La course au vaccin et l’indignation

Paul Hudson, PDG du laboratoire français SANOFI a expliqué que les Etats-Unis seraient servis les premiers (pour le vaccin du coronavirus) parce qu’ « ils ont investi pour essayer de protéger leur population. »

Décision jugée scandaleuse par le Parti socialise :

«  Sanofi est une entreprise française dont l’activité de recherche est financée au titre du Crédit d’impôt recherche (CIR) – un crédit d’impôt annuel de 150 millions d‘euros – et du Crédit d’impôt compétitivité emploi (CICE) -13 millions en 2013, passé à 24 millions en 2018. Le gouvernement doit agir avec la plus grande fermeté pour empêcher cette décision. L’engagement des Français pour développer un champion dans la filière de la santé ne peut pas aboutir à le voir préférer d’autres marchés pour lancer ses vaccins. Il ne peut pas y avoir des gains systématiquement privatisés et des pertes ou des investissements systématiquement reportés sur l’effort collectif des français. Nous ne pouvons pas dépendre de la Chine pour les masques et voir notre propre production de vaccins partir aux États-Unis » (Information trouvée sur le site Huffpost).

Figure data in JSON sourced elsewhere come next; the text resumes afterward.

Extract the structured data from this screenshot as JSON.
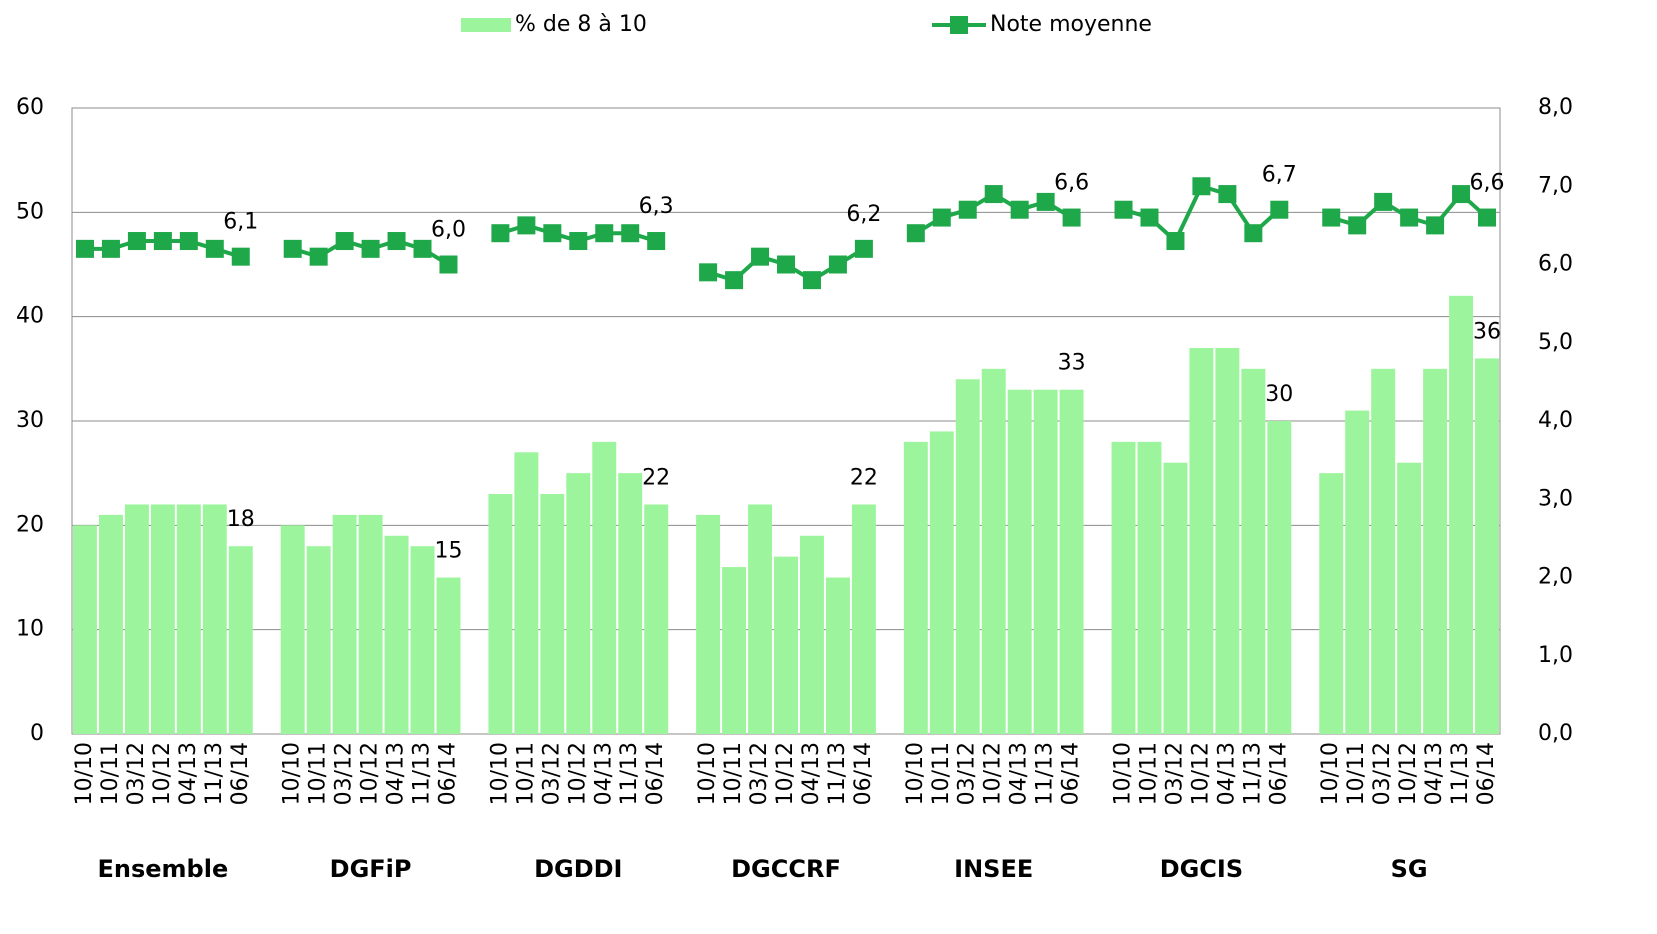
{
  "chart_data": {
    "type": "bar-line",
    "categories": [
      "10/10",
      "10/11",
      "03/12",
      "10/12",
      "04/13",
      "11/13",
      "06/14",
      null,
      "10/10",
      "10/11",
      "03/12",
      "10/12",
      "04/13",
      "11/13",
      "06/14",
      null,
      "10/10",
      "10/11",
      "03/12",
      "10/12",
      "04/13",
      "11/13",
      "06/14",
      null,
      "10/10",
      "10/11",
      "03/12",
      "10/12",
      "04/13",
      "11/13",
      "06/14",
      null,
      "10/10",
      "10/11",
      "03/12",
      "10/12",
      "04/13",
      "11/13",
      "06/14",
      null,
      "10/10",
      "10/11",
      "03/12",
      "10/12",
      "04/13",
      "11/13",
      "06/14",
      null,
      "10/10",
      "10/11",
      "03/12",
      "10/12",
      "04/13",
      "11/13",
      "06/14"
    ],
    "groups": [
      "Ensemble",
      "DGFiP",
      "DGDDI",
      "DGCCRF",
      "INSEE",
      "DGCIS",
      "SG"
    ],
    "series": [
      {
        "name": "% de 8 à 10",
        "color": "#9cf59c",
        "axis": "y",
        "values": [
          20,
          21,
          22,
          22,
          22,
          22,
          18,
          null,
          20,
          18,
          21,
          21,
          19,
          18,
          15,
          null,
          23,
          27,
          23,
          25,
          28,
          25,
          22,
          null,
          21,
          16,
          22,
          17,
          19,
          15,
          22,
          null,
          28,
          29,
          34,
          35,
          33,
          33,
          33,
          null,
          28,
          28,
          26,
          37,
          37,
          35,
          30,
          null,
          25,
          31,
          35,
          26,
          35,
          42,
          36
        ],
        "value_labels": [
          null,
          null,
          null,
          null,
          null,
          null,
          "18",
          null,
          null,
          null,
          null,
          null,
          null,
          null,
          "15",
          null,
          null,
          null,
          null,
          null,
          null,
          null,
          "22",
          null,
          null,
          null,
          null,
          null,
          null,
          null,
          "22",
          null,
          null,
          null,
          null,
          null,
          null,
          null,
          "33",
          null,
          null,
          null,
          null,
          null,
          null,
          null,
          "30",
          null,
          null,
          null,
          null,
          null,
          null,
          null,
          "36"
        ]
      },
      {
        "name": "Note moyenne",
        "color": "#1fa84a",
        "axis": "y2",
        "values": [
          6.2,
          6.2,
          6.3,
          6.3,
          6.3,
          6.2,
          6.1,
          null,
          6.2,
          6.1,
          6.3,
          6.2,
          6.3,
          6.2,
          6.0,
          null,
          6.4,
          6.5,
          6.4,
          6.3,
          6.4,
          6.4,
          6.3,
          null,
          5.9,
          5.8,
          6.1,
          6.0,
          5.8,
          6.0,
          6.2,
          null,
          6.4,
          6.6,
          6.7,
          6.9,
          6.7,
          6.8,
          6.6,
          null,
          6.7,
          6.6,
          6.3,
          7.0,
          6.9,
          6.4,
          6.7,
          null,
          6.6,
          6.5,
          6.8,
          6.6,
          6.5,
          6.9,
          6.6
        ],
        "value_labels": [
          null,
          null,
          null,
          null,
          null,
          null,
          "6,1",
          null,
          null,
          null,
          null,
          null,
          null,
          null,
          "6,0",
          null,
          null,
          null,
          null,
          null,
          null,
          null,
          "6,3",
          null,
          null,
          null,
          null,
          null,
          null,
          null,
          "6,2",
          null,
          null,
          null,
          null,
          null,
          null,
          null,
          "6,6",
          null,
          null,
          null,
          null,
          null,
          null,
          null,
          "6,7",
          null,
          null,
          null,
          null,
          null,
          null,
          null,
          "6,6"
        ]
      }
    ],
    "ylim": [
      0,
      60
    ],
    "yticks": [
      0,
      10,
      20,
      30,
      40,
      50,
      60
    ],
    "y2lim": [
      0,
      8
    ],
    "y2ticks": [
      {
        "value": 0,
        "label": "0,0"
      },
      {
        "value": 1,
        "label": "1,0"
      },
      {
        "value": 2,
        "label": "2,0"
      },
      {
        "value": 3,
        "label": "3,0"
      },
      {
        "value": 4,
        "label": "4,0"
      },
      {
        "value": 5,
        "label": "5,0"
      },
      {
        "value": 6,
        "label": "6,0"
      },
      {
        "value": 7,
        "label": "7,0"
      },
      {
        "value": 8,
        "label": "8,0"
      }
    ],
    "grid": true,
    "legend": "top"
  }
}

Ces deux déclarations – du PDG et d’Olivier Faure, secrétaire du PS –  indiquent assez bien comment « le monde d’après » risque de ressembler fort au « monde d’avant ».

1 – La stratégie de Sanofi est parfaitement cohérente : elle est une entreprise dont l’objectif  est, comme toutes les entreprises,  de produire le maximum de profit possible. Elle a choisi le créneau des médicaments comme d’autres les épluche-légumes ou les toilettes encastrées.

Où est le problème ?

Mais, s’écrient les socialistes indignés, cette entreprise bénéficie d’avantages fiscaux et de crédits qui se chiffrent en millions d’euros !

2- Alors, ajoutent-ils toujours indignés, il ne faut pas que notre production parte pour les Etats-Unis !

En d’autres termes, France First !

Ah, ce sens socialiste aigu du bien commun ! Hum… Chercheraient-ils à récupérer un mécontentement (teinté… coloré… parfois… souvent… de nationalisme) suscité par les délocalisations et qui demande le rapatriement des productions en France ?

Certains leur feront remarquer que le président qui a précédé celui-ci, et qui lui a mis le pied à l’étrier, était socialiste, et ils demanderont quelle est la différence essentielle entre celui-là et celui-ci pour ce qui concerne la conception et la gestion politiques. Ils lui rappelleront peut-être aussi qu’on reconnaissait celui-là à sa boîte à outils qui contenait notamment le CIR et le CICR dont profite, entre autres, Sanofi.

L’indignation… Hum

 « Indignez-vous ! » avait-on entendu il y a quelques années. Avec un grand succès d’édition et médiatique.

L’indignation, comme la honte, est un mode de protestation très confortable et très commode. Ça soulage et ça ne fait du mal à personne, ou alors très à la marge.

En 1841, une loi française interdit le travail de nuit pour les enfants de moins de 13 ans.

Est-ce que les députés de 1841 étaient un peu plus indignés que ceux de 1840 qui n’avaient pas estimé nécessaire de légiférer sur cette question ? Et l’étaient-ils un peu moins que ceux qui, plus tard, bien plus tard, estimeront que la place d’un enfant est à l’école ?

Les raisons essentielles qui conduisirent à légiférer sur le travail des enfants n’étaient pas d’ordre moral, mais déterminées par le rapport bénéfice-dommage économique.  

Ce n’est pas nouveau : « Le sucre serait trop cher si l’on ne faisait travailler la plante qui le produit par des esclaves. » (Montesquieu, pratiquant ici l’humour noir ( !), dans De l’esprit des lois – 1748).

Aujourd’hui, plus de 150 millions d’enfants travaillent à plein temps dans le monde, sans compter ceux qui travaillent à temps partiel.

La capacité d’indignation de ceux qui les exploitent est la même que celle du PDG de Sanofi.

Et c’est la même logique et la même cohérence qui déterminent les choix des uns et des autres.

Dernière minute : sensible à l’indignation exprimée par la secrétaire d’Etat à l’économie, Sanofi, très émue, indique que les US ne seront pas prioritaires, à condition que l’Europe contribue. Autrement dit : combien ? Ce n’est pas tout à fait de la vente aux enchères, mais ça y ressemble.